How to deserialize an object with PyYAML using safe_load?

systempuntoout picture systempuntoout · Apr 13, 2010 · Viewed 12.1k times · Source

Having a snippet like this:

import yaml
class User(object):
    def __init__(self, name, surname):
       self.name= name
       self.surname= surname

user = User('spam', 'eggs')
serialized_user = yaml.dump(user)
#Network
deserialized_user = yaml.load(serialized_user)
print "name: %s, sname: %s" % (deserialized_user.name, deserialized_user.surname)

Yaml docs says that it is not safe to call yaml.load with any data received from an untrusted source; so, what should I modify to my snippet\class to use safe_load method?
Is it possible?

Answer

Petr Viktorin picture Petr Viktorin · May 23, 2010

Another way exists. From the PyYaml docs:

A python object can be marked as safe and thus be recognized by yaml.safe_load. To do this, derive it from yaml.YAMLObject [...] and explicitly set its class property yaml_loader to yaml.SafeLoader.
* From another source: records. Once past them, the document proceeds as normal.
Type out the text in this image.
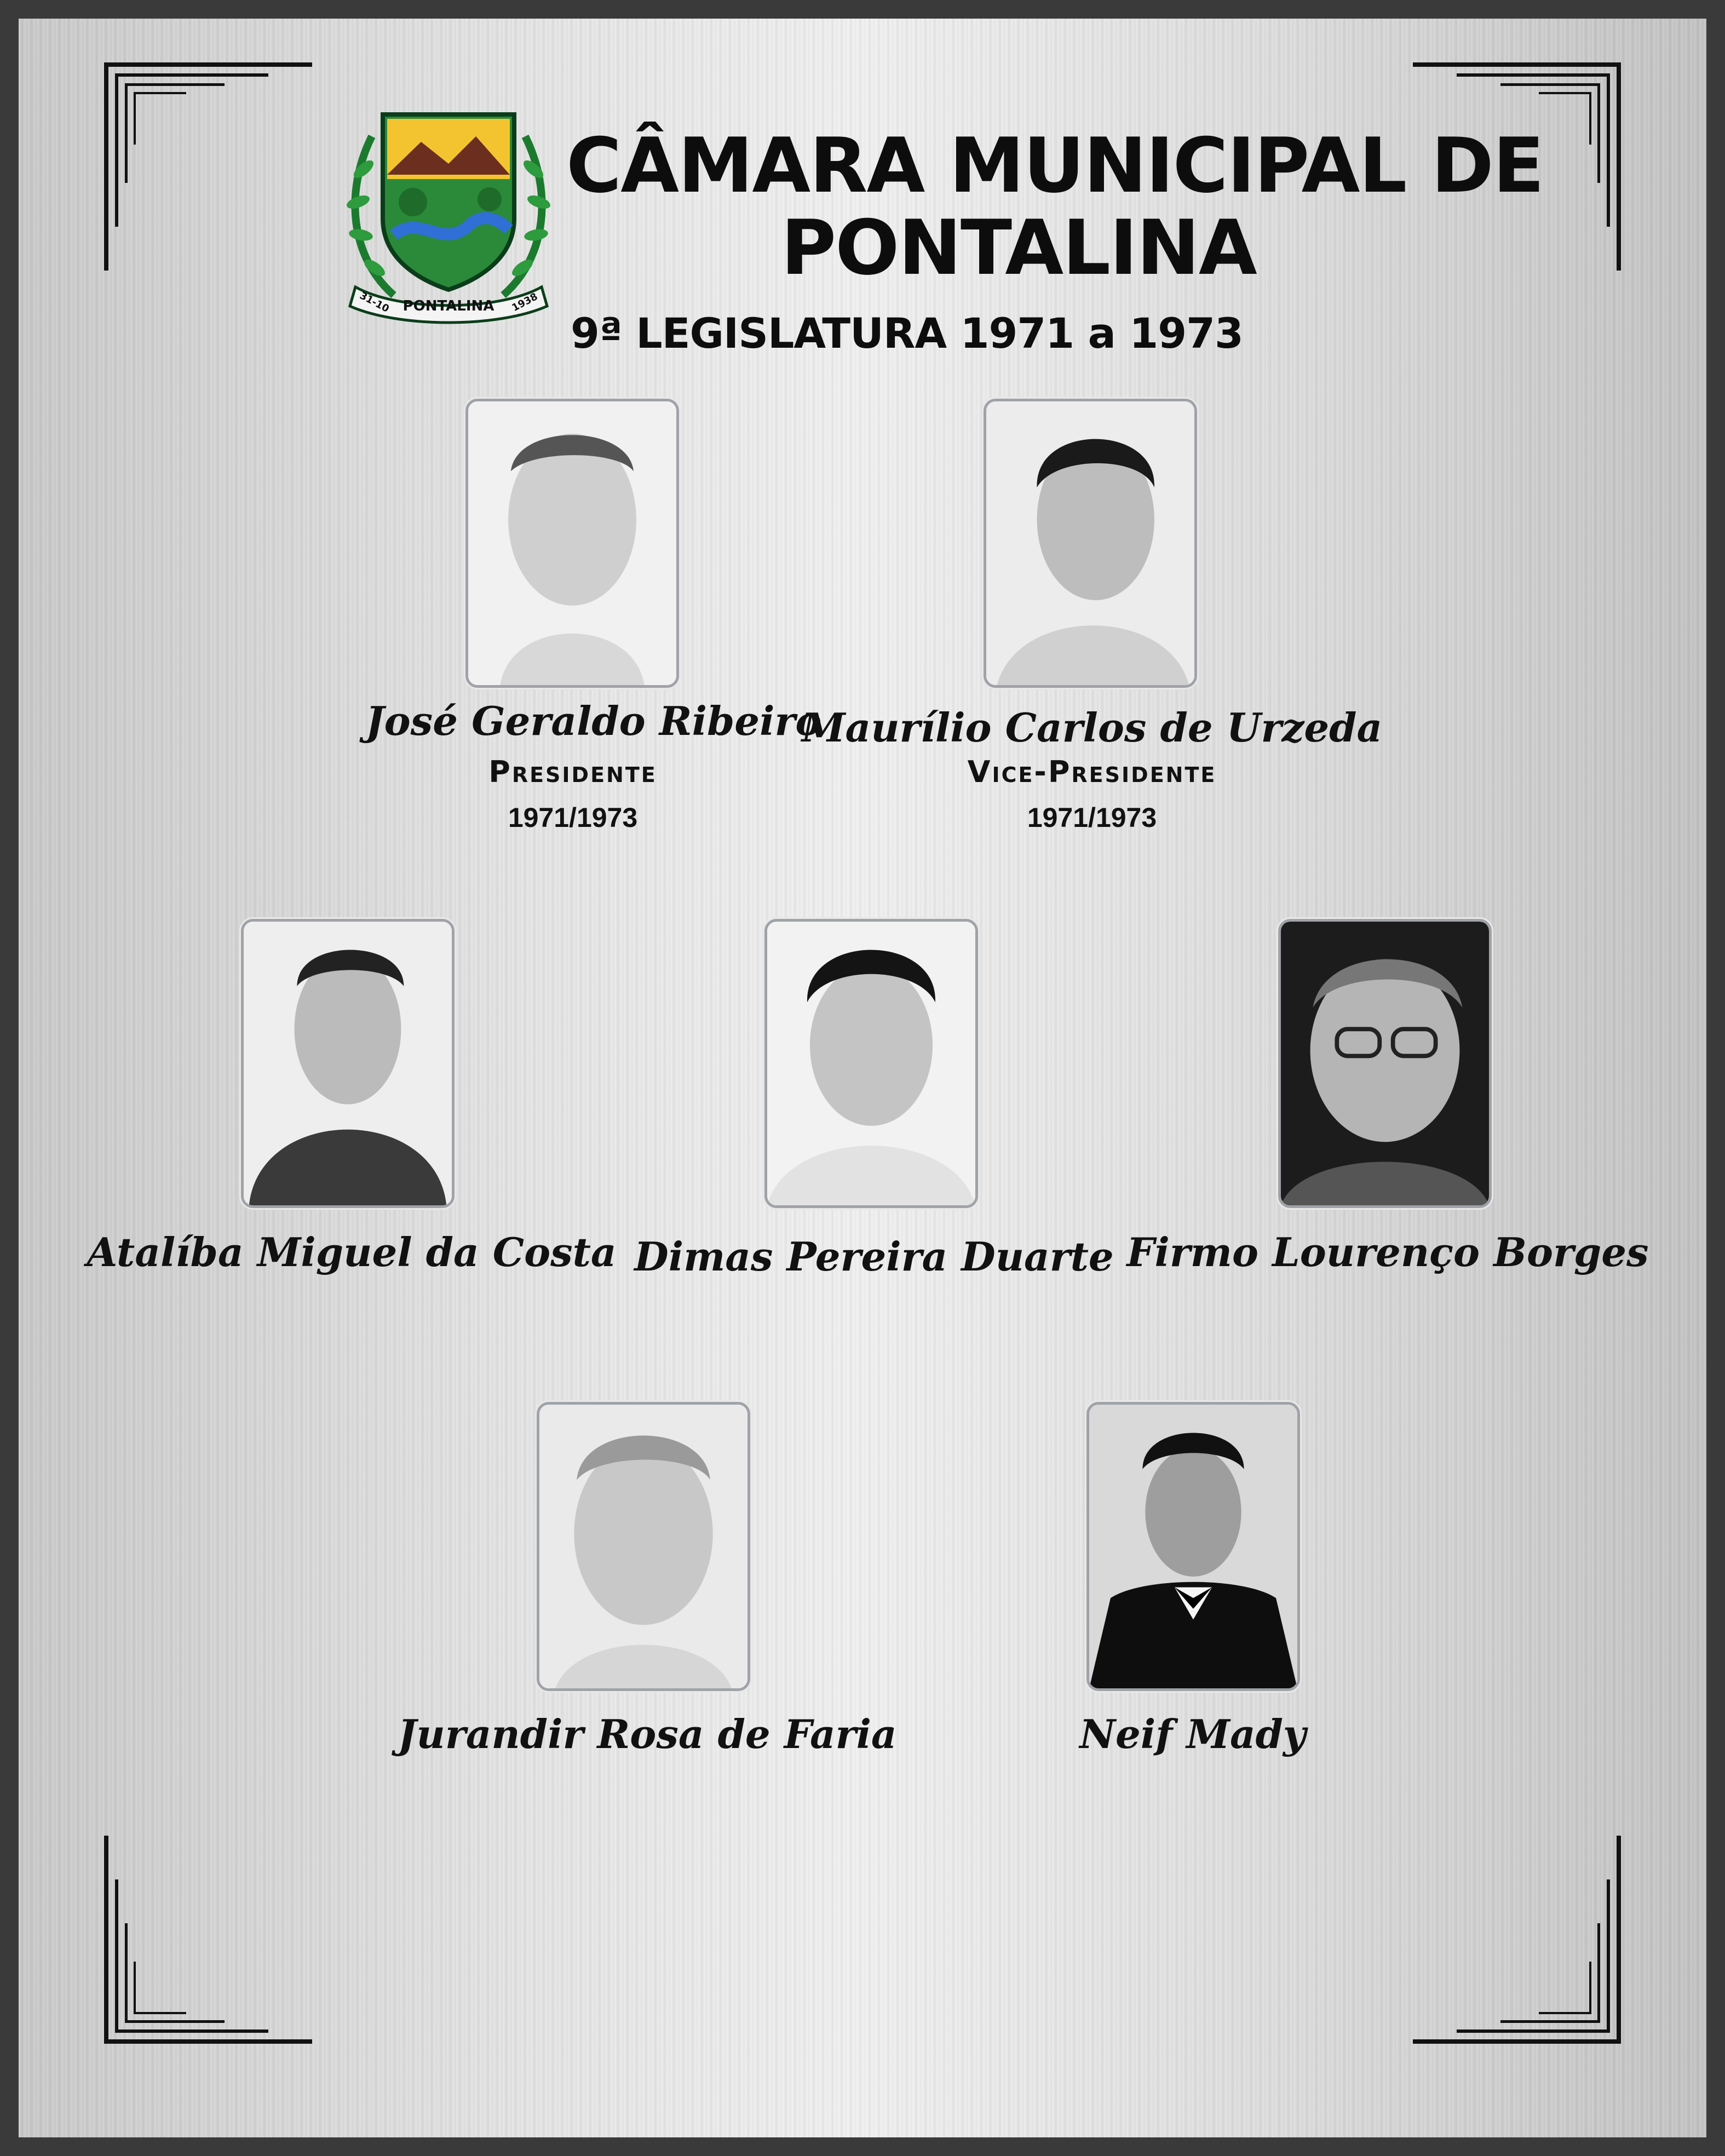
PONTALINA
31-10	1938
CÂMARA MUNICIPAL DE
PONTALINA
9ª LEGISLATURA 1971 a 1973
José Geraldo Ribeiro
Presidente
1971/1973
Maurílio Carlos de Urzeda
Vice-Presidente
1971/1973
Atalíba Miguel da Costa Dimas Pereira Duarte Firmo Lourenço Borges
Jurandir Rosa de Faria	Neif Mady
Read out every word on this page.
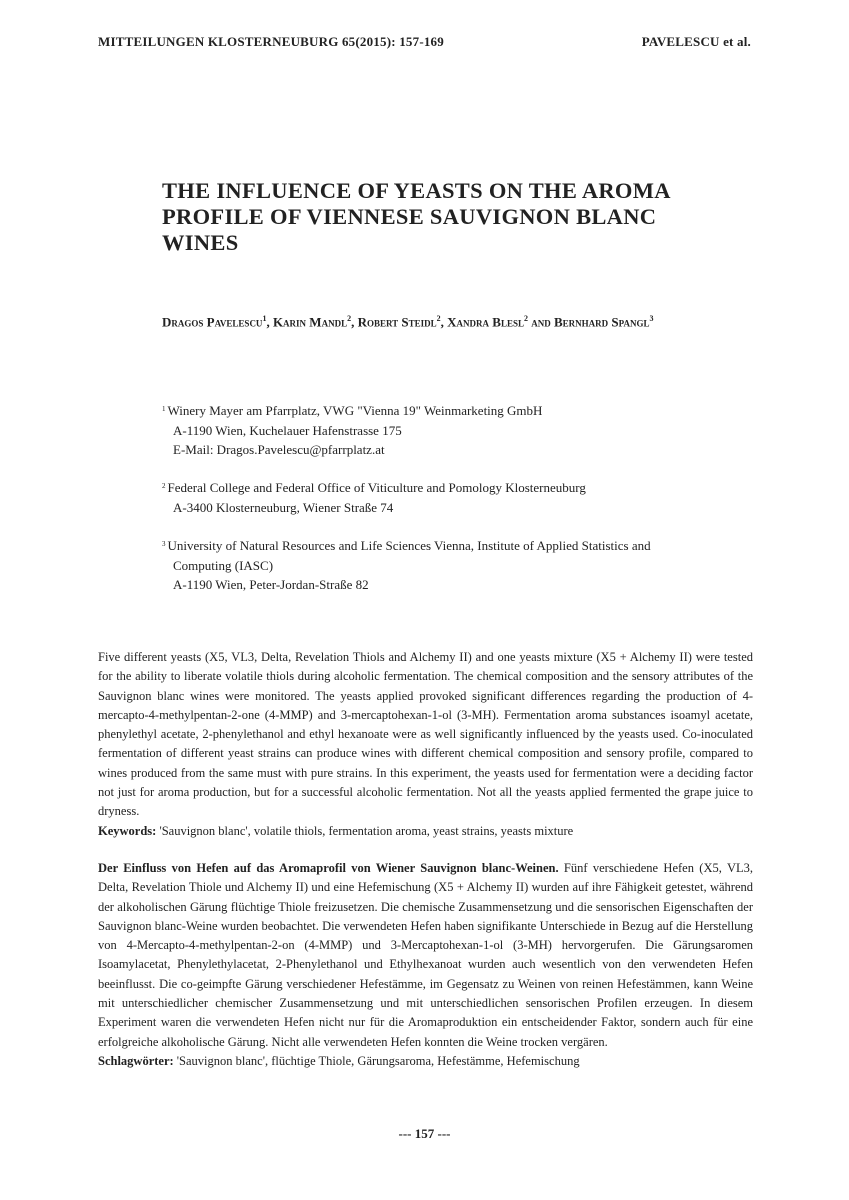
MITTEILUNGEN KLOSTERNEUBURG 65(2015): 157-169	PAVELESCU et al.
THE INFLUENCE OF YEASTS ON THE AROMA PROFILE OF VIENNESE SAUVIGNON BLANC WINES
Dragos Pavelescu$^1$, Karin Mandl$^2$, Robert Steidl$^2$, Xandra Blesl$^2$ and Bernhard Spangl$^3$
$^1$ Winery Mayer am Pfarrplatz, VWG "Vienna 19" Weinmarketing GmbH
A-1190 Wien, Kuchelauer Hafenstrasse 175
E-Mail: Dragos.Pavelescu@pfarrplatz.at
$^2$ Federal College and Federal Office of Viticulture and Pomology Klosterneuburg
A-3400 Klosterneuburg, Wiener Straße 74
$^3$ University of Natural Resources and Life Sciences Vienna, Institute of Applied Statistics and
Computing (IASC)
A-1190 Wien, Peter-Jordan-Straße 82

Five different yeasts (X5, VL3, Delta, Revelation Thiols and Alchemy II) and one yeasts mixture (X5 + Alchemy II) were tested for the ability to liberate volatile thiols during alcoholic fermentation. The chemical composition and the sensory attributes of the Sauvignon blanc wines were monitored. The yeasts applied provoked significant differences regarding the production of 4-mercapto-4-methylpentan-2-one (4-MMP) and 3-mercaptohexan-1-ol (3-MH). Fermentation aroma substances isoamyl acetate, phenylethyl acetate, 2-phenylethanol and ethyl hexanoate were as well significantly influenced by the yeasts used. Co-inoculated fermentation of different yeast strains can produce wines with different chemical composition and sensory profile, compared to wines produced from the same must with pure strains. In this experiment, the yeasts used for fermentation were a deciding factor not just for aroma production, but for a successful alcoholic fermentation. Not all the yeasts applied fermented the grape juice to dryness.

Keywords: 'Sauvignon blanc', volatile thiols, fermentation aroma, yeast strains, yeasts mixture

Der Einfluss von Hefen auf das Aromaprofil von Wiener Sauvignon blanc-Weinen. Fünf verschiedene Hefen (X5, VL3, Delta, Revelation Thiole und Alchemy II) und eine Hefemischung (X5 + Alchemy II) wurden auf ihre Fähigkeit getestet, während der alkoholischen Gärung flüchtige Thiole freizusetzen. Die chemische Zusammensetzung und die sensorischen Eigenschaften der Sauvignon blanc-Weine wurden beobachtet. Die verwendeten Hefen haben signifikante Unterschiede in Bezug auf die Herstellung von 4-Mercapto-4-methylpentan-2-on (4-MMP) und 3-Mercaptohexan-1-ol (3-MH) hervorgerufen. Die Gärungsaromen Isoamylacetat, Phenylethylacetat, 2-Phenylethanol und Ethylhexanoat wurden auch wesentlich von den verwendeten Hefen beeinflusst. Die co-geimpfte Gärung verschiedener Hefestämme, im Gegensatz zu Weinen von reinen Hefestämmen, kann Weine mit unterschiedlicher chemischer Zusammensetzung und mit unterschiedlichen sensorischen Profilen erzeugen. In diesem Experiment waren die verwendeten Hefen nicht nur für die Aromaproduktion ein entscheidender Faktor, sondern auch für eine erfolgreiche alkoholische Gärung. Nicht alle verwendeten Hefen konnten die Weine trocken vergären.

Schlagwörter: 'Sauvignon blanc', flüchtige Thiole, Gärungsaroma, Hefestämme, Hefemischung

--- 157 ---
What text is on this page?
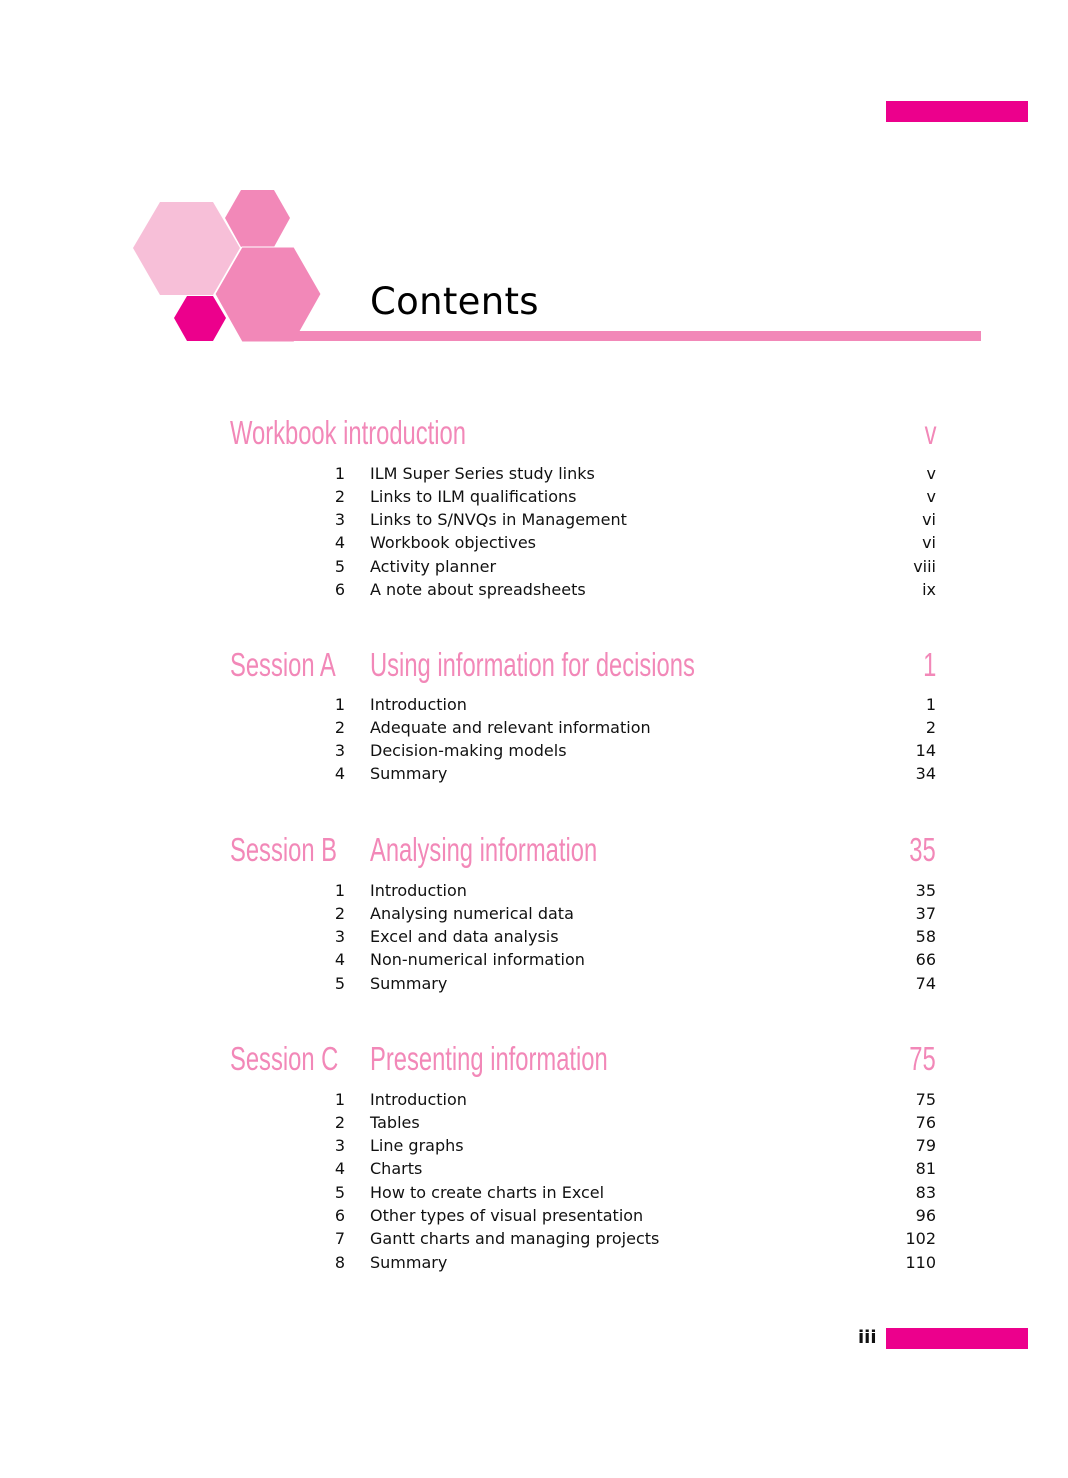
Contents
Workbook introduction	v
1	ILM Super Series study links	v
2	Links to ILM qualifications	v
3	Links to S/NVQs in Management	vi
4	Workbook objectives	vi
5	Activity planner	viii
6	A note about spreadsheets	ix
Session A Using information for decisions	1
1	Introduction	1
2	Adequate and relevant information	2
3	Decision-making models	14
4	Summary	34
Session B Analysing information	35
1	Introduction	35
2	Analysing numerical data	37
3	Excel and data analysis	58
4	Non-numerical information	66
5	Summary	74
Session C Presenting information	75
1	Introduction	75
2	Tables	76
3	Line graphs	79
4	Charts	81
5	How to create charts in Excel	83
6	Other types of visual presentation	96
7	Gantt charts and managing projects	102
8	Summary	110
iii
You also have to set the yaml_tag property to make it work.

YAMLObject does some metaclass magic to make the object loadable. Note that if you do this, the objects will only be loadable by the safe loader, not with regular yaml.load().

Working example:

import yaml

class User(yaml.YAMLObject):
    yaml_loader = yaml.SafeLoader
    yaml_tag = u'!User'

    def __init__(self, name, surname):
       self.name= name
       self.surname= surname

user = User('spam', 'eggs')
serialized_user = yaml.dump(user)

#Network

deserialized_user = yaml.safe_load(serialized_user)
print "name: %s, sname: %s" % (deserialized_user.name, deserialized_user.surname)

The advantage of this one is that it's prety easy to do; the disadvantages are that it only works with safe_load and clutters your class with serialization-related attributes and metaclass.